People think the most adrenaline you can feel is at 300 km/h down a straight. They’re wrong. It’s walking into a room and seeing her.
She was in the corner of the team’s motorhome, wearing my hoodie — which, for the record, I hadn’t actually given her permission to steal. But I wasn’t about to complain. She looked like she owned the place.
We’d met months ago, when she was traveling for work. I liked her energy from the start. She reminded me of those tracks she plays in the car — bold, unapologetic, like she knew her worth. She didn’t orbit around my world of circuits and podiums; she had her own gravity.
But lately, I’d been screwing things up. Too many flights, too many late nights at the sim, too many messages left on ‘read.’ She didn’t whine about it — that’s not her style — but I could feel the distance growing, like a slow puncture you don’t notice until the handling goes bad.
So when I walked in, she barely glanced up. Just a polite smile and back to her phone.

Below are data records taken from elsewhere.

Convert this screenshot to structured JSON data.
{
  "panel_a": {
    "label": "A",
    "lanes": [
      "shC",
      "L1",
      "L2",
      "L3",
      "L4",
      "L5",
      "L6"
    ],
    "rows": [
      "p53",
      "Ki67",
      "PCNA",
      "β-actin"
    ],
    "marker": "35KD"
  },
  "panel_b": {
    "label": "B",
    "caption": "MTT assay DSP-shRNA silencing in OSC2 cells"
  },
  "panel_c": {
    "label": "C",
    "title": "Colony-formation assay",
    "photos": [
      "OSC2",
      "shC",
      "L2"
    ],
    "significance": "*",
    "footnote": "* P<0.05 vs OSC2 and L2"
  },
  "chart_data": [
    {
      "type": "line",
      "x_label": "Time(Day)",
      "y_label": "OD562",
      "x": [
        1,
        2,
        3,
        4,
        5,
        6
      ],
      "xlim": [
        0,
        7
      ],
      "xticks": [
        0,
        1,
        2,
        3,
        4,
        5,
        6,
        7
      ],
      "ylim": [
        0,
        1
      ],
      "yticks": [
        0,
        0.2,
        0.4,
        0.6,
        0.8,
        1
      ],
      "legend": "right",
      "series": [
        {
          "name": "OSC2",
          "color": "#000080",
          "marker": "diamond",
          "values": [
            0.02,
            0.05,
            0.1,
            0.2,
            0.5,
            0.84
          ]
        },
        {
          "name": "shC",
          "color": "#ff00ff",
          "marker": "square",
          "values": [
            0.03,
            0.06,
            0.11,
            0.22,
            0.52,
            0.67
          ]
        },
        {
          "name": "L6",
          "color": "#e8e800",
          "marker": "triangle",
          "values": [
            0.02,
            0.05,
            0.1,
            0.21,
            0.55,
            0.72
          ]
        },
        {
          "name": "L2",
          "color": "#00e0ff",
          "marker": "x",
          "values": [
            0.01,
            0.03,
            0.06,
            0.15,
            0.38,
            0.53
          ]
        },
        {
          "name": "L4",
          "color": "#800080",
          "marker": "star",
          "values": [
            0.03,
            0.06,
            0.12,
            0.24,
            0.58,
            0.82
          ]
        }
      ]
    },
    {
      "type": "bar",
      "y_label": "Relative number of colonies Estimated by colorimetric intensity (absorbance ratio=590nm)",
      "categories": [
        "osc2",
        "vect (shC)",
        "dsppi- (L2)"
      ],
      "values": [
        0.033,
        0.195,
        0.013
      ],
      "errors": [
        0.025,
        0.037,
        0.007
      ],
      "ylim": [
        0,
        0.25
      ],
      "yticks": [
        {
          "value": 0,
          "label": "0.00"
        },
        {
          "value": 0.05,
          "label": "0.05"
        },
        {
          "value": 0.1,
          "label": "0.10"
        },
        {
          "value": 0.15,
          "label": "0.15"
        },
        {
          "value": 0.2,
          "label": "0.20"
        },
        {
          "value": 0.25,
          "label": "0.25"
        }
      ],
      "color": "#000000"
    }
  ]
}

That stung more than any DNF.
I crossed the room, blocking her light until she looked up again. "Hey."
"Hey." Her tone was even, but I knew her well enough to hear the guard in her voice.
I sat down across from her. No helmet, no walls, no excuses. "I know I’ve been hard to reach lately," I said. "And I know you don’t need anyone slowing you down. But…" I hesitated, searching for words that weren’t just podium-talk.
She raised an eyebrow, waiting.
I leaned forward. "You’re not my pit stop — you’re my finish line."